Stuart had let the side down by going over to the dark side and giving up drink completely. The marathon had kicked off an obsession. Parkrun every Saturday. Intense cycle rides every Sunday, whatever the weather; scantily clad, looking like an alien in his shiny Lycra and helmet. And now climbing, his latest passion, the thought of which turned Juliet’s insides to ice. What with keeping fit enough to haul his own body weight up a sheer cliff face, and monitoring his heart rate every second of the day, he really didn’t have time for anyone or anything else.

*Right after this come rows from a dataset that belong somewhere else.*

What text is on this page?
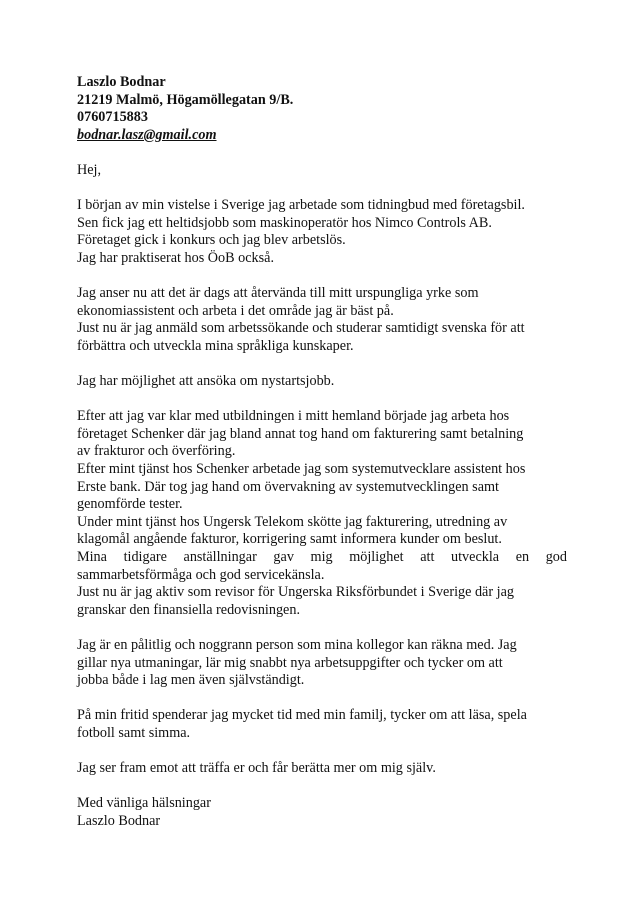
Laszlo Bodnar
21219 Malmö, Högamöllegatan 9/B.
0760715883
bodnar.lasz@gmail.com
Hej,
I början av min vistelse i Sverige jag arbetade som tidningbud med företagsbil.
Sen fick jag ett heltidsjobb som maskinoperatör hos Nimco Controls AB.
Företaget gick i konkurs och jag blev arbetslös.
Jag har praktiserat hos ÖoB också.
Jag anser nu att det är dags att återvända till mitt urspungliga yrke som
ekonomiassistent och arbeta i det område jag är bäst på.
Just nu är jag anmäld som arbetssökande och studerar samtidigt svenska för att
förbättra och utveckla mina språkliga kunskaper.
Jag har möjlighet att ansöka om nystartsjobb.
Efter att jag var klar med utbildningen i mitt hemland började jag arbeta hos
företaget Schenker där jag bland annat tog hand om fakturering samt betalning
av frakturor och överföring.
Efter mint tjänst hos Schenker arbetade jag som systemutvecklare assistent hos
Erste bank. Där tog jag hand om övervakning av systemutvecklingen samt
genomförde tester.
Under mint tjänst hos Ungersk Telekom skötte jag fakturering, utredning av
klagomål angående fakturor, korrigering samt informera kunder om beslut.
Mina tidigare anställningar gav mig möjlighet att utveckla en god
sammarbetsförmåga och god servicekänsla.
Just nu är jag aktiv som revisor för Ungerska Riksförbundet i Sverige där jag
granskar den finansiella redovisningen.
Jag är en pålitlig och noggrann person som mina kollegor kan räkna med. Jag
gillar nya utmaningar, lär mig snabbt nya arbetsuppgifter och tycker om att
jobba både i lag men även självständigt.
På min fritid spenderar jag mycket tid med min familj, tycker om att läsa, spela
fotboll samt simma.
Jag ser fram emot att träffa er och får berätta mer om mig själv.
Med vänliga hälsningar
Laszlo Bodnar
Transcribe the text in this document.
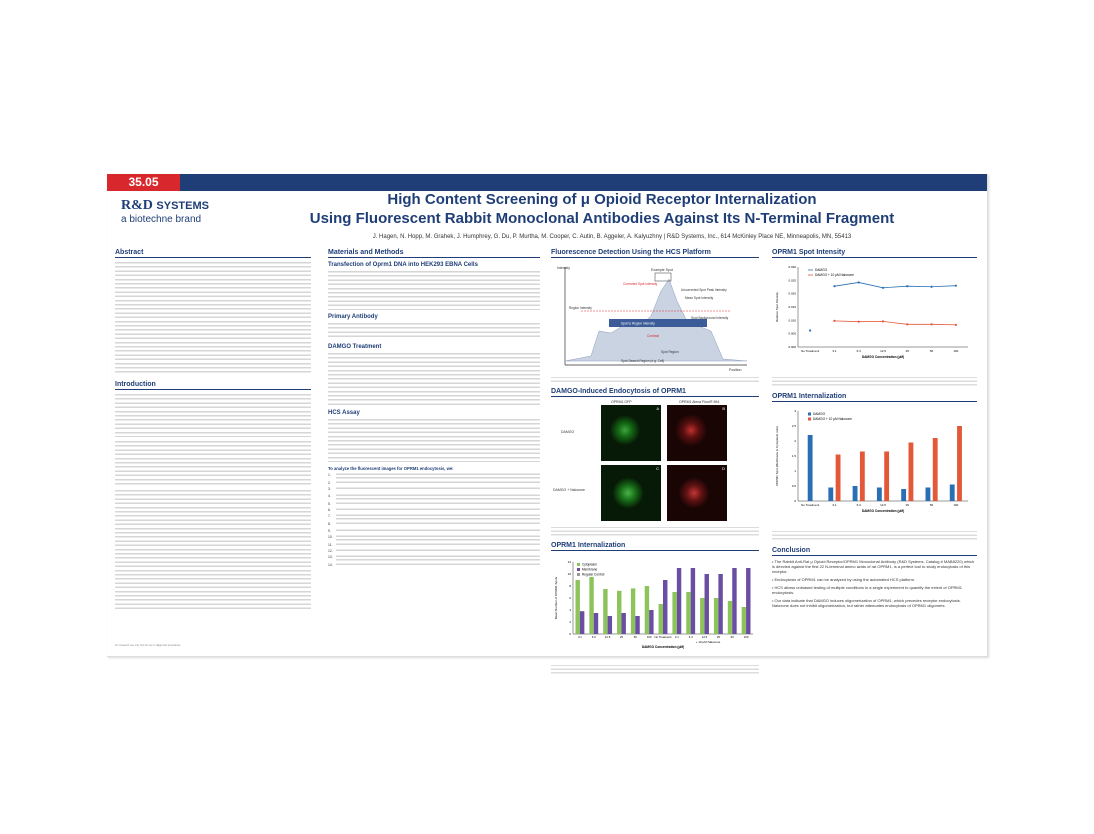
35.05
R&D SYSTEMS
a biotechne brand
High Content Screening of μ Opioid Receptor Internalization
Using Fluorescent Rabbit Monoclonal Antibodies Against Its N-Terminal Fragment
J. Hagen, N. Hopp, M. Grahek, J. Humphrey, G. Du, P. Murtha, M. Cooper, C. Autin, B. Aggeler, A. Kalyuzhny | R&D Systems, Inc., 614 McKinley Place NE, Minneapolis, MN, 55413
Abstract
Introduction
Materials and Methods
Transfection of Oprm1 DNA into HEK293 EBNA Cells
Primary Antibody
DAMGO Treatment
HCS Assay
To analyze the fluorescent images for OPRM1 endocytosis, we:
1.
2.
3.
4.
5.
6.
7.
8.
9.
10.
11.
12.
13.
14.
Fluorescence Detection Using the HCS Platform
Intensity
Position
Example Spot
Corrected Spot Intensity
Uncorrected Spot Peak Intensity
Mean Spot Intensity
Region Intensity
Spot to Region Intensity
Spot Background Intensity
Contrast
Spot Region
Spot Search Region (e.g. Cell)
DAMGO-Induced Endocytosis of OPRM1
OPRM1 GFP	OPRM1 Alexa Fluor® 594
DAMGO
DAMGO + Naloxone
A	B
C	D
OPRM1 Internalization
0
2
4
6
8
10
12
3.1	6.3	12.5	25	50	100 No Treatment 3.1	6.3	12.5	25	50	100
+ 10 μM Naloxone
DAMGO Concentration (μM)
Mean Number of OPRM1 Spots
Cytoplasm
Membrane
Regular Control
OPRM1 Spot Intensity
0.000
0.005
0.010
0.015
0.020
0.025
0.030
No Treatment	3.1	6.3	12.5	25	50	100
DAMGO Concentration (μM)
Relative Spot Intensity
DAMGO
DAMGO + 10 μM Naloxone
OPRM1 Internalization
0
0.5
1
1.5
2
2.5
3
No Treatment	3.1	6.3	12.5	25	50	100
DAMGO Concentration (μM)
OPRM1 Spot (Membrane to Cytoplasm ratio)
DAMGO
DAMGO + 10 μM Naloxone
Conclusion
• The Rabbit Anti-Rat μ Opioid Receptor/OPRM1 Monoclonal Antibody (R&D Systems, Catalog # MAB8220) which is directed against the first 22 N-terminal amino acids of rat OPRM1, is a perfect tool to study endocytosis of this receptor.
• Endocytosis of OPRM1 can be analyzed by using the automated HCS platform.
• HCS allows unbiased testing of multiple conditions in a single experiment to quantify the extent of OPRM1 endocytosis.
• Our data indicate that DAMGO induces oligomerization of OPRM1, which precedes receptor endocytosis. Naloxone does not inhibit oligomerization, but rather attenuates endocytosis of OPRM1 oligomers.
For research use only. Not for use in diagnostic procedures.
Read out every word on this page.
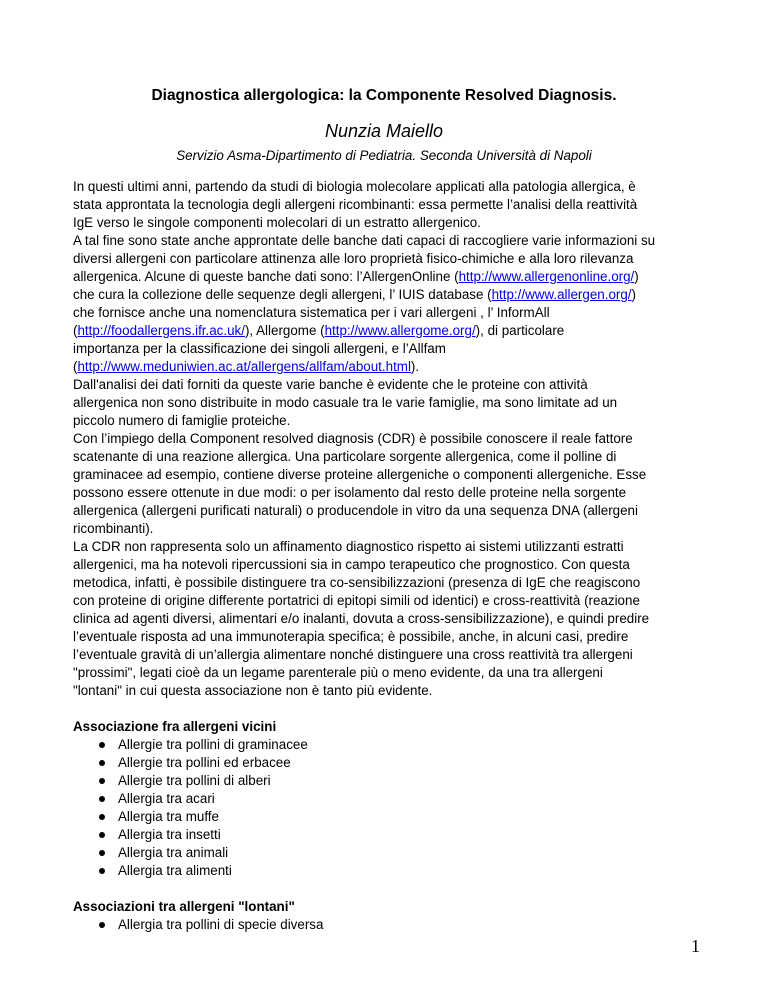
Diagnostica allergologica: la Componente Resolved Diagnosis.
Nunzia Maiello
Servizio Asma-Dipartimento di Pediatria. Seconda Università di Napoli

In questi ultimi anni, partendo da studi di biologia molecolare applicati alla patologia allergica, è
stata approntata la tecnologia degli allergeni ricombinanti: essa permette l’analisi della reattività
IgE verso le singole componenti molecolari di un estratto allergenico.
A tal fine sono state anche approntate delle banche dati capaci di raccogliere varie informazioni su
diversi allergeni con particolare attinenza alle loro proprietà fisico-chimiche e alla loro rilevanza
allergenica. Alcune di queste banche dati sono: l’AllergenOnline (http://www.allergenonline.org/)
che cura la collezione delle sequenze degli allergeni, l’ IUIS database (http://www.allergen.org/)
che fornisce anche una nomenclatura sistematica per i vari allergeni , l’ InformAll
(http://foodallergens.ifr.ac.uk/), Allergome (http://www.allergome.org/), di particolare
importanza per la classificazione dei singoli allergeni, e l’Allfam
(http://www.meduniwien.ac.at/allergens/allfam/about.html).
Dall'analisi dei dati forniti da queste varie banche è evidente che le proteine con attività
allergenica non sono distribuite in modo casuale tra le varie famiglie, ma sono limitate ad un
piccolo numero di famiglie proteiche.
Con l’impiego della Component resolved diagnosis (CDR) è possibile conoscere il reale fattore
scatenante di una reazione allergica. Una particolare sorgente allergenica, come il polline di
graminacee ad esempio, contiene diverse proteine allergeniche o componenti allergeniche. Esse
possono essere ottenute in due modi: o per isolamento dal resto delle proteine nella sorgente
allergenica (allergeni purificati naturali) o producendole in vitro da una sequenza DNA (allergeni
ricombinanti).
La CDR non rappresenta solo un affinamento diagnostico rispetto ai sistemi utilizzanti estratti
allergenici, ma ha notevoli ripercussioni sia in campo terapeutico che prognostico. Con questa
metodica, infatti, è possibile distinguere tra co-sensibilizzazioni (presenza di IgE che reagiscono
con proteine di origine differente portatrici di epitopi simili od identici) e cross-reattività (reazione
clinica ad agenti diversi, alimentari e/o inalanti, dovuta a cross-sensibilizzazione), e quindi predire
l’eventuale risposta ad una immunoterapia specifica; è possibile, anche, in alcuni casi, predire
l’eventuale gravità di un’allergia alimentare nonché distinguere una cross reattività tra allergeni
"prossimi", legati cioè da un legame parenterale più o meno evidente, da una tra allergeni
"lontani" in cui questa associazione non è tanto più evidente.

Associazione fra allergeni vicini

Allergie tra pollini di graminacee
Allergie tra pollini ed erbacee
Allergie tra pollini di alberi
Allergia tra acari
Allergia tra muffe
Allergia tra insetti
Allergia tra animali
Allergia tra alimenti

Associazioni tra allergeni "lontani"

Allergia tra pollini di specie diversa
1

They never saw each other. Stuart went to the gym in the evening. Juliet went to private views, restaurant openings and book launches, an extension of her job as a freelance lifestyle journalist and ghostwriter. And when, just over a year ago, they began to talk about selling Persimmon Road – it had shot up in value because of the schools in the area, so it seemed the right time to cash in now that Nate and Izzy had left school – they both wanted something completely different.
Juliet wanted small, period, characterful.
Stuart wanted sleek, spacious, uncluttered.